We actually have a question that we’re not sure which one of you would be most appropriate to answer, so I’m going to ask it, and then maybe you’d both like to address it or you can choose.  Should chemoprophylaxis for reduction of breast cancer risk be offered to premenopausal women with ductal hyperplasia without atypia found on core-needle biopsy?

Dr. Nelson, do you want to take a stab at that one?

NELSON:  Sure.  Unfortunately, none of the trials clearly lays out who should be getting the medication.  It’s sort of left for physicians and the patients to discuss. 

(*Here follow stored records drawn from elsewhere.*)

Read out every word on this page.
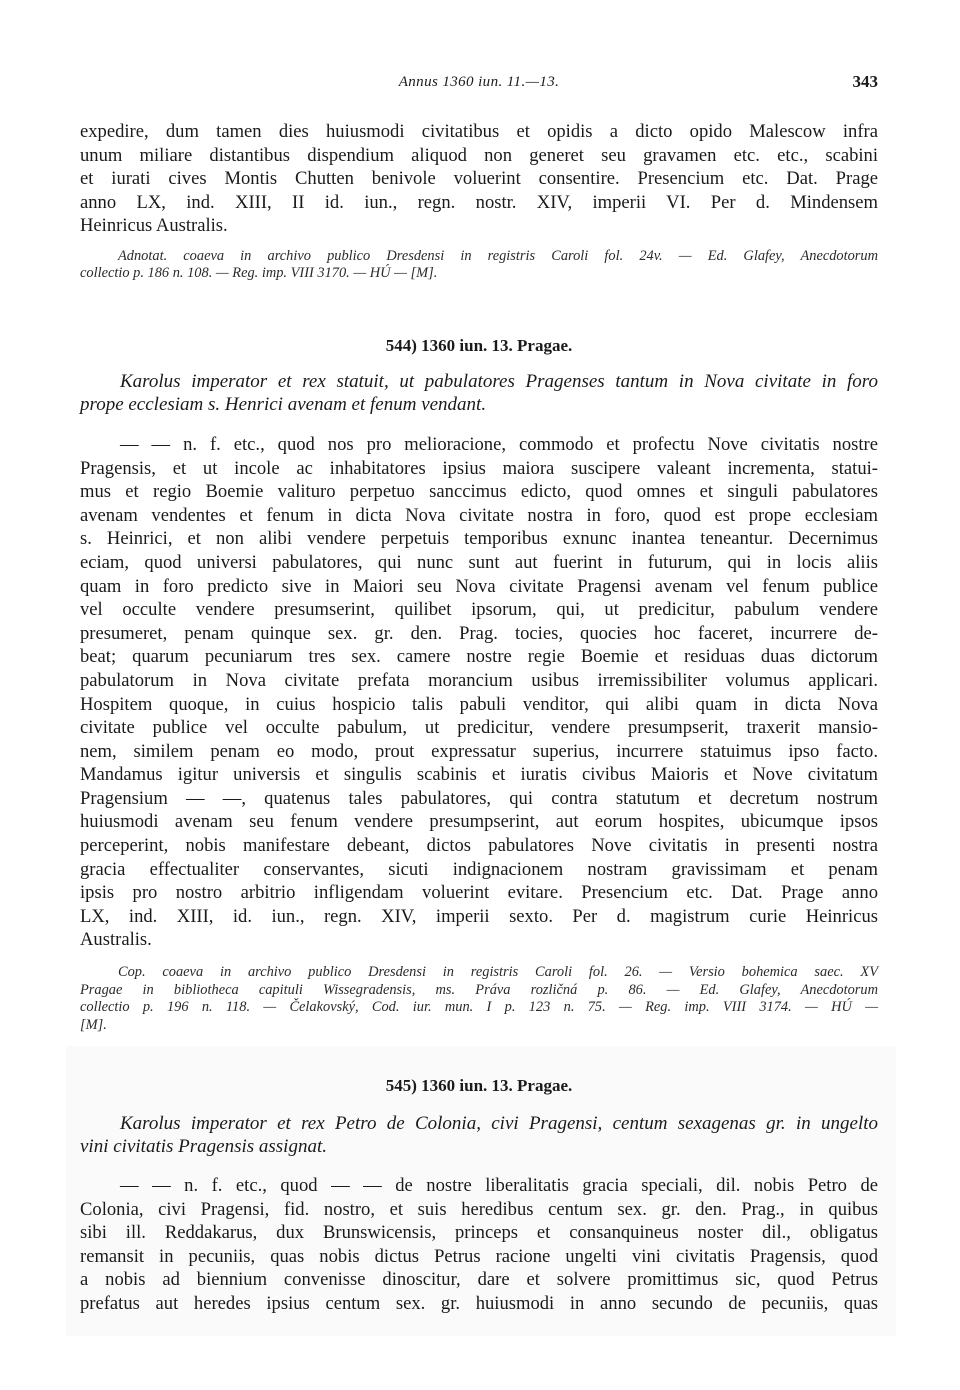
Annus 1360 iun. 11.—13.	343
expedire, dum tamen dies huiusmodi civitatibus et opidis a dicto opido Malescow infra
unum miliare distantibus dispendium aliquod non generet seu gravamen etc. etc., scabini
et iurati cives Montis Chutten benivole voluerint consentire. Presencium etc. Dat. Prage
anno LX, ind. XIII, II id. iun., regn. nostr. XIV, imperii VI. Per d. Mindensem
Heinricus Australis.
Adnotat. coaeva in archivo publico Dresdensi in registris Caroli fol. 24v. — Ed. Glafey, Anecdotorum
collectio p. 186 n. 108. — Reg. imp. VIII 3170. — HÚ — [M].
544) 1360 iun. 13. Pragae.
Karolus imperator et rex statuit, ut pabulatores Pragenses tantum in Nova civitate in foro
prope ecclesiam s. Henrici avenam et fenum vendant.
— — n. f. etc., quod nos pro melioracione, commodo et profectu Nove civitatis nostre
Pragensis, et ut incole ac inhabitatores ipsius maiora suscipere valeant incrementa, statui-
mus et regio Boemie valituro perpetuo sanccimus edicto, quod omnes et singuli pabulatores
avenam vendentes et fenum in dicta Nova civitate nostra in foro, quod est prope ecclesiam
s. Heinrici, et non alibi vendere perpetuis temporibus exnunc inantea teneantur. Decernimus
eciam, quod universi pabulatores, qui nunc sunt aut fuerint in futurum, qui in locis aliis
quam in foro predicto sive in Maiori seu Nova civitate Pragensi avenam vel fenum publice
vel occulte vendere presumserint, quilibet ipsorum, qui, ut predicitur, pabulum vendere
presumeret, penam quinque sex. gr. den. Prag. tocies, quocies hoc faceret, incurrere de-
beat; quarum pecuniarum tres sex. camere nostre regie Boemie et residuas duas dictorum
pabulatorum in Nova civitate prefata morancium usibus irremissibiliter volumus applicari.
Hospitem quoque, in cuius hospicio talis pabuli venditor, qui alibi quam in dicta Nova
civitate publice vel occulte pabulum, ut predicitur, vendere presumpserit, traxerit mansio-
nem, similem penam eo modo, prout expressatur superius, incurrere statuimus ipso facto.
Mandamus igitur universis et singulis scabinis et iuratis civibus Maioris et Nove civitatum
Pragensium — —, quatenus tales pabulatores, qui contra statutum et decretum nostrum
huiusmodi avenam seu fenum vendere presumpserint, aut eorum hospites, ubicumque ipsos
perceperint, nobis manifestare debeant, dictos pabulatores Nove civitatis in presenti nostra
gracia effectualiter conservantes, sicuti indignacionem nostram gravissimam et penam
ipsis pro nostro arbitrio infligendam voluerint evitare. Presencium etc. Dat. Prage anno
LX, ind. XIII, id. iun., regn. XIV, imperii sexto. Per d. magistrum curie Heinricus
Australis.
Cop. coaeva in archivo publico Dresdensi in registris Caroli fol. 26. — Versio bohemica saec. XV
Pragae in bibliotheca capituli Wissegradensis, ms. Práva rozličná p. 86. — Ed. Glafey, Anecdotorum
collectio p. 196 n. 118. — Čelakovský, Cod. iur. mun. I p. 123 n. 75. — Reg. imp. VIII 3174. — HÚ —
[M].
545) 1360 iun. 13. Pragae.
Karolus imperator et rex Petro de Colonia, civi Pragensi, centum sexagenas gr. in ungelto
vini civitatis Pragensis assignat.
— — n. f. etc., quod — — de nostre liberalitatis gracia speciali, dil. nobis Petro de
Colonia, civi Pragensi, fid. nostro, et suis heredibus centum sex. gr. den. Prag., in quibus
sibi ill. Reddakarus, dux Brunswicensis, princeps et consanquineus noster dil., obligatus
remansit in pecuniis, quas nobis dictus Petrus racione ungelti vini civitatis Pragensis, quod
a nobis ad biennium convenisse dinoscitur, dare et solvere promittimus sic, quod Petrus
prefatus aut heredes ipsius centum sex. gr. huiusmodi in anno secundo de pecuniis, quas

This is somebody who might—it would be useful to bring up the conversation and do some shared decisionmaking, maybe do some family risk factor analysis as well and get sort of a comprehensive risk evaluation.  Somebody who has a finding, but not the atypia that we saw in the nice clean boxes that the NIH trial showed us results for.  So, it’s going to have to hinge more on kind of how you put these risk factors and risk assessment together with that finding and the patient, again assessing benefits and harms. 

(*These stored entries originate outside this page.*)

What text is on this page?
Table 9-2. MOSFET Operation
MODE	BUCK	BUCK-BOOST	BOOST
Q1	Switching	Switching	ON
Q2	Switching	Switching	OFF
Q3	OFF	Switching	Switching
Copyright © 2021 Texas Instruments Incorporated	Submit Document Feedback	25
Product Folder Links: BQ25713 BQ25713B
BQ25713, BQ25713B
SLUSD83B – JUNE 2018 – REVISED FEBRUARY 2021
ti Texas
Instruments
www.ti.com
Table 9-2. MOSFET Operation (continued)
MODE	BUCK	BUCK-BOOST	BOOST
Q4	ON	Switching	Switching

The only drug that would work for this patient would be tamoxifen, since raloxifene and the others are for postmenopausal women only.  So, the choice between tamoxifen and raloxifene for this patient, premenopausal, would be tamoxifen.  So, it would be worth starting a conversation, definitely.  This person may end up being a good candidate.

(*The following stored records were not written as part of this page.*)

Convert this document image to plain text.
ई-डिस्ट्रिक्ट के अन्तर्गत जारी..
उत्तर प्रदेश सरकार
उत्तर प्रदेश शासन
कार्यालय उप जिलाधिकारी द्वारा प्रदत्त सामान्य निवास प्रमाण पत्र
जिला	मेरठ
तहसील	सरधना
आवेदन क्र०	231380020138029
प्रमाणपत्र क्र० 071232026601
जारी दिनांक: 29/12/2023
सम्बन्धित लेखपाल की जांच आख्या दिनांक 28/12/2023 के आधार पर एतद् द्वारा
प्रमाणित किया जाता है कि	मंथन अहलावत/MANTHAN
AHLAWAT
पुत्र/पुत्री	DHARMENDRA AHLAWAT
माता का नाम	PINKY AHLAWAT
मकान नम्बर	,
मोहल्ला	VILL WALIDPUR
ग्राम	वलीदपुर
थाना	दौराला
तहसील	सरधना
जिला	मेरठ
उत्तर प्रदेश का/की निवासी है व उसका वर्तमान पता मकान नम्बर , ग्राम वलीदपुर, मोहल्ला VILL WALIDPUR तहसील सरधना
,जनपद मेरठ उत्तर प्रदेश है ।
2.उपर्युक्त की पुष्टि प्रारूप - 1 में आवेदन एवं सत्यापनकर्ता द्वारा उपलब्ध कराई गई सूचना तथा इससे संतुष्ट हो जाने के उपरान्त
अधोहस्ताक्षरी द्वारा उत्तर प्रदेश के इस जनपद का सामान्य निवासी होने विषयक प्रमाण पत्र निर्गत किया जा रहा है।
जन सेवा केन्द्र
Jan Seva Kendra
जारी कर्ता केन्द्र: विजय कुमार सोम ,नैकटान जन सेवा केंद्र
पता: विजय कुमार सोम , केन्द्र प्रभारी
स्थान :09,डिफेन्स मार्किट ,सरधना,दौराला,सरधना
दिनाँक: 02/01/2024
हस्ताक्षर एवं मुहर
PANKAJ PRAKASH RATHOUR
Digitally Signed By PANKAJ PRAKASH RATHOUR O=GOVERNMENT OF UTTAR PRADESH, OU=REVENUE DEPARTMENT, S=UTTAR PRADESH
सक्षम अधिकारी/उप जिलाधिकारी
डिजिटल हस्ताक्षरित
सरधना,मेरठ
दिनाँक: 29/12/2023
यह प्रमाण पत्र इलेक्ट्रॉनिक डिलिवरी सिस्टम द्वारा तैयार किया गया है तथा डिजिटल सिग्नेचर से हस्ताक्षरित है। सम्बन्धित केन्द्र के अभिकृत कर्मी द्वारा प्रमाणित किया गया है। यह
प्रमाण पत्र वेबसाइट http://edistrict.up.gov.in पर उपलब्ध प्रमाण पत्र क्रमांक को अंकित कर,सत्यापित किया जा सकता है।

ROGAL:  OK.  And one more question for you, Dr. Nelson.  Did you look at the effects of these different medications on women with BRCA mutations?

NELSON:  We looked for data on it for that subgroup, and many of the tamoxifen trials started before there was a lot of testing for BRCA mutations.  So, there have been a couple of publications that describe them, and it’s sort of retrospective testing of women in the NIH trial.  But they aren’t—they don’t have enough women to really power significant findings. 

But anyone with the BRCA mutation would be in those highest risk groups and would certainly be someone who should consider chemoprevention.  But we don’t have good numbers to pin that onto.  So, kind of like the prior question, we know that there’s—they’re out of the average-risk group and may well be a good candidate, but, again, it’s a one-on-one discussion.

ROGAL:  Thank you.

Our time is almost up.  If we did not get to your question today, please e-mail us at  All the resources mentioned today can be accessed and printed from the Effective Health Care Program Web site listed here, or you can order them in larger quantities, for free, through the AHRQ publications clearinghouse.  The various reviews and reports on breast cancer can be easily accessed as well as the related educational materials. 

Also on the Web site, you can become involved in the topic nomination and refinement process that I described as well as comment on draft reviews and reports.  All of these features, in addition to signing up for e-mail updates, can be easily navigated in the panel on the left-hand side of the Effective Health Care ProgramWeb site. 

As I noted earlier, we are holding three more similar events within the next 2 weeks.  They are listed here.  Please visit the Effective Health Care Program Web site to learn more. 

I would like to thank Dr. Nelson and Dr. Schoelles for sharing their research findings with us today.  It was very helpful. 

I would also like to thank our many participants for joining us today.  We hope that the information presented here informed you about how you can implement patient-centered outcomes research into everyday practice and how the Effective Health Care Program resources are available to assist you and your patients with decisionmaking.  As we conclude this Web conference, let me remind you that this event will be archived and available shortly on the Effective Health Care Program Web site. 

Finally, as you leave the event, please answer the one feedback question posed.  Your feedback is very important to us as we develop more resources and plan similar events.  Have a nice day.

OPERATOR:  Thank you.  Once again, this does conclude today’s Web conference.  We thank you for your participation.  You may disconnect at this time, and have a great day.